When I see women using a child as weapons to hurt their exes, it hurts me, especially when the child is a young girl. We often hear that fathers are the first men women learn to love and they often seek out men who have similar qualities as their dads. I know I find myself desiring the type of relationship my own parents have built and often hope for a lot of the same qualities my dad has in the man I spend my life with. I mean, my dad is creative, sensitive, spiritual, smart, a great protector and provider, talented and all-round AWESOME!
A daughter pays close attention to the actions of their father. She watches and internalize how her father behaves and treats other women in his life. Dr. Linda Nielsen, educational psychologist and professor at Wake Forest University emphasizes in her book “Father-Daughter Relationships,” women with secure, fulfilling relationships with their fathers are able to communicate with and develop strong, intimate and fulfilling relationships with their own mates. She believes young women learn what is attractive in a mate from their fathers, and look for that in other men they meet as they grow older. It is a blessing to have a father to look up to for advice and as a source of strength. Single fathers, you should cherish every moment with your daughters and spend as much time focusing on your daughter’s needs, regardless of the relationship you have with her mother.

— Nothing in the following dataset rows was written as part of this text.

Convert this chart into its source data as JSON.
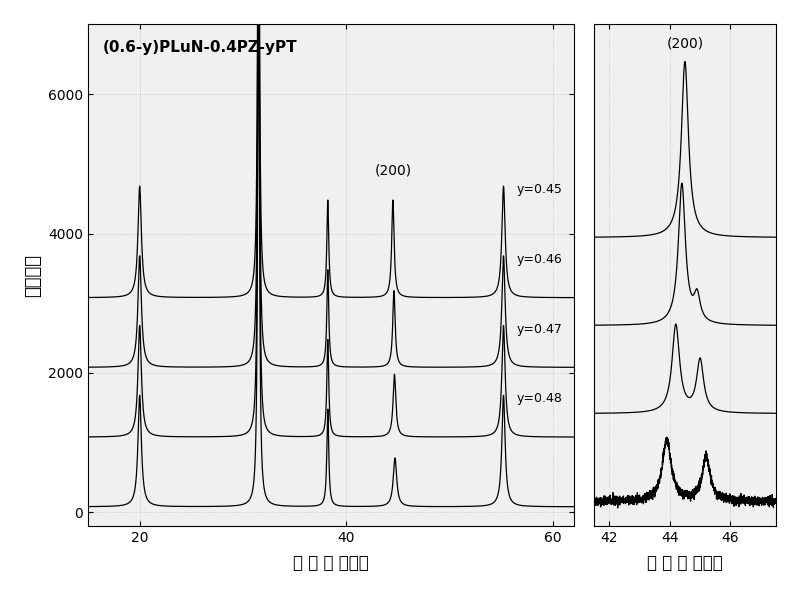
{
  "title": "(0.6-y)PLuN-0.4PZ-yPT",
  "ylabel": "衍射强度",
  "xlabel1": "衍 射 角 （度）",
  "xlabel2": "衍 射 角 （度）",
  "annotation1": "(200)",
  "annotation2": "(200)",
  "series_labels": [
    "y=0.45",
    "y=0.46",
    "y=0.47",
    "y=0.48"
  ],
  "offsets": [
    3000,
    2000,
    1000,
    0
  ],
  "xlim1": [
    15,
    62
  ],
  "xlim2": [
    41.5,
    47.5
  ],
  "ylim1": [
    -200,
    7000
  ],
  "ylim2": [
    -200,
    5500
  ],
  "xticks1": [
    20,
    40,
    60
  ],
  "xticks2": [
    42,
    44,
    46
  ],
  "yticks1": [
    0,
    2000,
    4000,
    6000
  ],
  "background_color": "#ffffff",
  "line_color": "#000000"
}
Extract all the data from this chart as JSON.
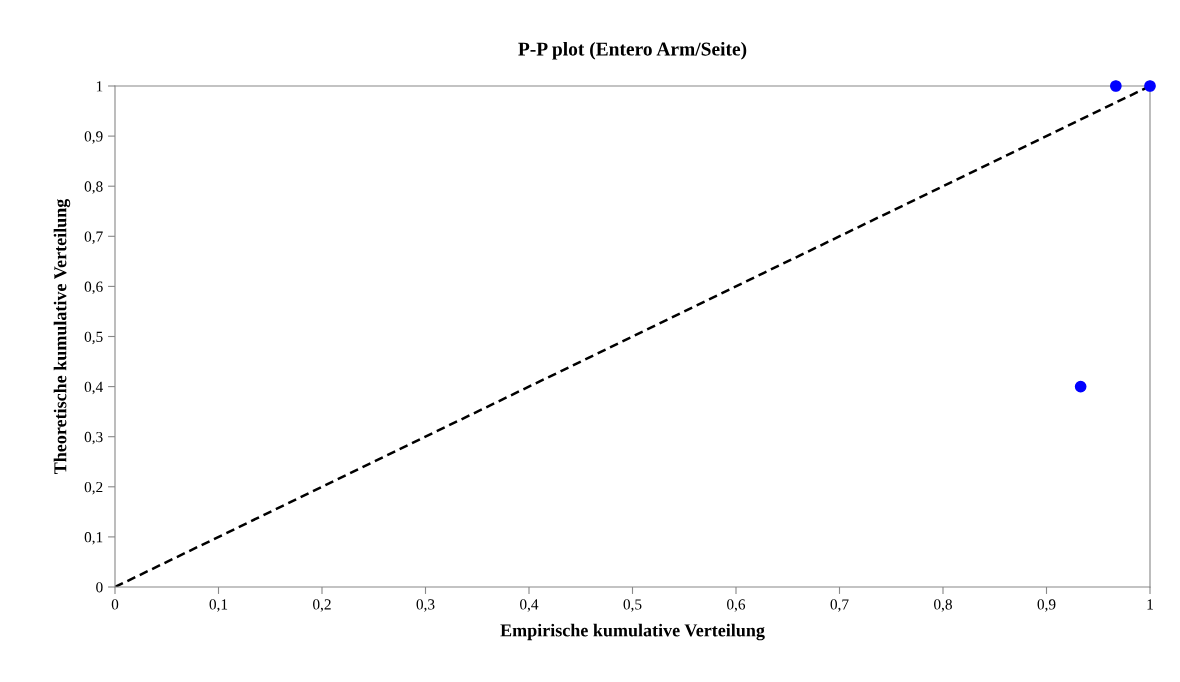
{
  "chart_data": {
    "type": "scatter",
    "title": "P-P plot (Entero Arm/Seite)",
    "xlabel": "Empirische kumulative Verteilung",
    "ylabel": "Theoretische kumulative Verteilung",
    "series": [
      {
        "color": "#0000ff",
        "marker": "circle",
        "x": [
          0.933,
          0.967,
          1
        ],
        "values": [
          0.4,
          1,
          1
        ]
      },
      {
        "type": "line",
        "color": "#000000",
        "line_style": "dashed",
        "marker": "none",
        "x": [
          0,
          1
        ],
        "values": [
          0,
          1
        ]
      }
    ],
    "xlim": [
      0,
      1
    ],
    "ylim": [
      0,
      1
    ],
    "xticks": [
      0,
      {
        "value": 0.1,
        "label": "0,1"
      },
      {
        "value": 0.2,
        "label": "0,2"
      },
      {
        "value": 0.3,
        "label": "0,3"
      },
      {
        "value": 0.4,
        "label": "0,4"
      },
      {
        "value": 0.5,
        "label": "0,5"
      },
      {
        "value": 0.6,
        "label": "0,6"
      },
      {
        "value": 0.7,
        "label": "0,7"
      },
      {
        "value": 0.8,
        "label": "0,8"
      },
      {
        "value": 0.9,
        "label": "0,9"
      },
      1
    ],
    "yticks": [
      0,
      {
        "value": 0.1,
        "label": "0,1"
      },
      {
        "value": 0.2,
        "label": "0,2"
      },
      {
        "value": 0.3,
        "label": "0,3"
      },
      {
        "value": 0.4,
        "label": "0,4"
      },
      {
        "value": 0.5,
        "label": "0,5"
      },
      {
        "value": 0.6,
        "label": "0,6"
      },
      {
        "value": 0.7,
        "label": "0,7"
      },
      {
        "value": 0.8,
        "label": "0,8"
      },
      {
        "value": 0.9,
        "label": "0,9"
      },
      1
    ],
    "grid": false,
    "legend": false
  }
}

Never give up quality one on one time with your daughter for any reason.
On this Father’s Day all you single father’s out there raising your daughters full time, or co-parenting part time, here are a few things you can do with your daughter as a single father to strengthen that father-daughter bond:
- Talk to your daughter every day.
If she lives with you, ask her about her day when you get home from work. Show an interest in how she spends her day. If she doesn’t live wit you, make sure to call her daily. I have a four year old cousin who uses her mom’s phone to facetime friends – on her own. If your little girl is not old enough for her own phone, schedule time with the mother or someone else in their household to call her everyday without having to deal with mom if you don’t want/need to.
- Help with homework.
If she lives with you, carve out time to sit with your daughter and help her with homework. This creates a special bonding time with daddy. If she doesn’t live with you, you can offer to pick her up from school several times a week and spend some time going over her work with her before taking her to her mother’s house. Or this can be done on weekends. And for those whose custody arrangements may not allow for during the week ‘visitation,’ technology is your friend – skype or facetime the little munchkin. I’m sure she would love that! According to Nielsen, fathers can also influence their daughter’s academic career, so the more time you spend with her during homework bonding time, the more influence you will have on her successful school life.
- Take your daughter out to a nice brunch, lunch or dinner.
Just the two of you at least once a month. No, mommy does not need to be there. Spending quality time with your daughter in this social setting helps your daughter understand how to socialize with men and learn what is acceptable social behavior (HERE are some etiquette rules you may want to use and teach your daughter as well)
- Talk to your daughter about relationships.
This is usually a hard topic for most men, as we have come to accept the general premise that men don’t like to talk about relationships – that’s a woman’s thing. When you’re a single dad, you need to get over that because mom will not be holding back in this department, and you need your daughter to have balanced opinion on relationships with men.
- Listen to HER needs.
Let your daughter know that she can confide in you about anything, even if it is about her mom. You don’t want to establish a relationship with your daughter where she believes she is unable to speak with you about anything. In an age where bullying and other types of abuse is prevalent, you want to encourage your daughter to be vocal about the things going on in her life.
HAPPY FATHER’S DAY GUYS! MAKE THE MOST OF IT.